- Interactive map of the Kota Kinabalu Court Complex area

General information
- Type: Court complex
- Location: No. 1, Kebajikan Road, 88300, Kota Kinabalu, Sabah, Malaysia
- Coordinates: 5°58′01.5″N 116°04′50.6″E﻿ / ﻿5.967083°N 116.080722°E
- Groundbreaking: April 2014
- Construction started: 22 July 2014
- Completed: August 2018
- Opened: September 2018
- Inaugurated: October 2018
- Cost: RM177 million
- Owner: Sabah Judicial Department

Design and construction
- Architects: Shah Architect and Chong Ten Lip

Other information
- Parking: 270 lots (19 for judges, 88 for staff at the lower ground, 161 surface car parks, two for disabled people and a parking bay for bus)

Website
- judiciary.kehakiman.gov.my

= Kota Kinabalu Court Complex =

Court in Kota Kinabalu, Sabah, Malaysia

Kota Kinabalu Court Complex (Kompleks Mahkamah Kota Kinabalu) is a court complex located on 2.5 hectares (6.25-acre) of land atop Punai Hill in Kota Kinabalu, Sabah, Malaysia.

== History ==
The new court complex began to be constructed on 22 July 2014 through federal-funded project since its groundbreaking in April of the same year at a cost of RM177 million as the replacement of an old single high court building before it was completed in 2018. Although the construction completion was delayed for another few months, the developer managed to saved about RM1.4 million from the RM177 million allocation by the federal government.
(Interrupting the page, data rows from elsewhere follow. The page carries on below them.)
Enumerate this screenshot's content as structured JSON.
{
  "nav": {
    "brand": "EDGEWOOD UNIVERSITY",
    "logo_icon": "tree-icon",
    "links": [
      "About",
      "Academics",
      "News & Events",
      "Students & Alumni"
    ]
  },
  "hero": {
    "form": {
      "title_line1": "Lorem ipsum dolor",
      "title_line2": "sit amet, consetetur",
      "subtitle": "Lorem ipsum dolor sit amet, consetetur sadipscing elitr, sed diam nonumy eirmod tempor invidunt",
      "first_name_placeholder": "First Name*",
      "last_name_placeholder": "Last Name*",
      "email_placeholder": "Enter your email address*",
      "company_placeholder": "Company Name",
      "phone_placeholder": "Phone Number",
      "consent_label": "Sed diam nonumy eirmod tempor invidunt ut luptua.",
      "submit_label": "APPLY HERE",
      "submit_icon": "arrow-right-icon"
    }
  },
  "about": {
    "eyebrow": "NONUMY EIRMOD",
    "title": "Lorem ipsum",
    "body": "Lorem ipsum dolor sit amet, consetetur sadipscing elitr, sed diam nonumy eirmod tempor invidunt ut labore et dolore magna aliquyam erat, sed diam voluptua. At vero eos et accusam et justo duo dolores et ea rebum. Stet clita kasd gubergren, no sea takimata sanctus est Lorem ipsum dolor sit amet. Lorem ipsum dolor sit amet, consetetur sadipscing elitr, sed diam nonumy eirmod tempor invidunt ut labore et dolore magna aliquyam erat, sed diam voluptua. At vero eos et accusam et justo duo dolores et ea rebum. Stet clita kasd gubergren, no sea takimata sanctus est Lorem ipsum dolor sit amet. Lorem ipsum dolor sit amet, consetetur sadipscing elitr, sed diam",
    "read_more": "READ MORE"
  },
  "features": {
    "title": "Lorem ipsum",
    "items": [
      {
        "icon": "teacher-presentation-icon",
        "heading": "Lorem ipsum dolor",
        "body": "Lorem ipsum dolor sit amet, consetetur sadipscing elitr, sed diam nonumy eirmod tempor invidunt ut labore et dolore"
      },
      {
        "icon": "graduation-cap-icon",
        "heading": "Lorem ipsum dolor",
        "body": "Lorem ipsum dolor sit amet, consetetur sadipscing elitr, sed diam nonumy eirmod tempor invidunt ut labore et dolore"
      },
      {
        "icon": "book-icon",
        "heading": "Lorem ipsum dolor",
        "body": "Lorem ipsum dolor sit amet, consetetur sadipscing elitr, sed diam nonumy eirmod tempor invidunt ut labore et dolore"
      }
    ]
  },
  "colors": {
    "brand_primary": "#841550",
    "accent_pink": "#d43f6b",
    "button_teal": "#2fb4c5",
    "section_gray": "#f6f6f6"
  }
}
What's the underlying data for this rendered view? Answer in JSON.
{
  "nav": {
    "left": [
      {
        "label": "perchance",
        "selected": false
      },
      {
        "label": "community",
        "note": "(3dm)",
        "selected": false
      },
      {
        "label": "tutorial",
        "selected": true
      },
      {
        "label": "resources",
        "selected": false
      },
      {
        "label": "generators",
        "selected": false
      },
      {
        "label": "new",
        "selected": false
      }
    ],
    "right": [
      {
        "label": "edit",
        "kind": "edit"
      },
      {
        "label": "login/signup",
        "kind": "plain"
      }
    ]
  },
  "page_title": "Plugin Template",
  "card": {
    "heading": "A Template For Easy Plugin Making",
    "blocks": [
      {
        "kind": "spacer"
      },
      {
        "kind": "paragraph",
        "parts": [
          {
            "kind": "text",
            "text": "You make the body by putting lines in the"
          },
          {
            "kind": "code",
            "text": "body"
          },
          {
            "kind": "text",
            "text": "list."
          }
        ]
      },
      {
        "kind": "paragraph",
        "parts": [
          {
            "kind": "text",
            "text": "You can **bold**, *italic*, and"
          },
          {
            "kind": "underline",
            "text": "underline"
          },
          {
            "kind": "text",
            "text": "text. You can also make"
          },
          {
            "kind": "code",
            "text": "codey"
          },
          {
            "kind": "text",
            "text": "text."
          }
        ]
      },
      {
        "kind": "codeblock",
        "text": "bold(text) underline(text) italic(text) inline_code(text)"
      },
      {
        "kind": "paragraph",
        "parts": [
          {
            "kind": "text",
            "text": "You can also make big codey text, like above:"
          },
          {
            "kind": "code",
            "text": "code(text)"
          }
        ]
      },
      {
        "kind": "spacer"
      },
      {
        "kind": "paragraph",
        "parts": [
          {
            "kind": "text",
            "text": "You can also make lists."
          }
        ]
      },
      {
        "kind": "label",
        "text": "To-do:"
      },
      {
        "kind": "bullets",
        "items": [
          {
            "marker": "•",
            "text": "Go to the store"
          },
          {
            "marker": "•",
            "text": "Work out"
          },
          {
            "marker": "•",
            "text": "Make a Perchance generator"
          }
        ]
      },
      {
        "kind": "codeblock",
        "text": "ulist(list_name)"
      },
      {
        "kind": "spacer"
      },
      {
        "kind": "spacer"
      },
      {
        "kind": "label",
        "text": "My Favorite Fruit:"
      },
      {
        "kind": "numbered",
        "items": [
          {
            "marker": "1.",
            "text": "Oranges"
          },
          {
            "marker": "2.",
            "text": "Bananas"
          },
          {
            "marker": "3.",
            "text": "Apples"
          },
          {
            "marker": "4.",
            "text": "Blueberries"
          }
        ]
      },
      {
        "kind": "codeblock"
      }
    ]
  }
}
In April 2019, the Integrated Court System (ICS) being installed on the complex to improve court management.

== Features ==
The new complex design combining three Sabah's ethnic elements, namely the Kadazan-Dusun, Bajau Laut and Murut that also incorporated motifs of the country national flower of Hibiscus rosa-sinensis (Chinese hibiscus), and Sabah's official flower of Rafflesia. The exterior incorporated similar resemblance to the Palace of Justice at Putrajaya. Inside the complex, it has three High Courts, six Magistrates' courts, six Sessions Courts including the Child Sexual Offence Court and a Federal Court.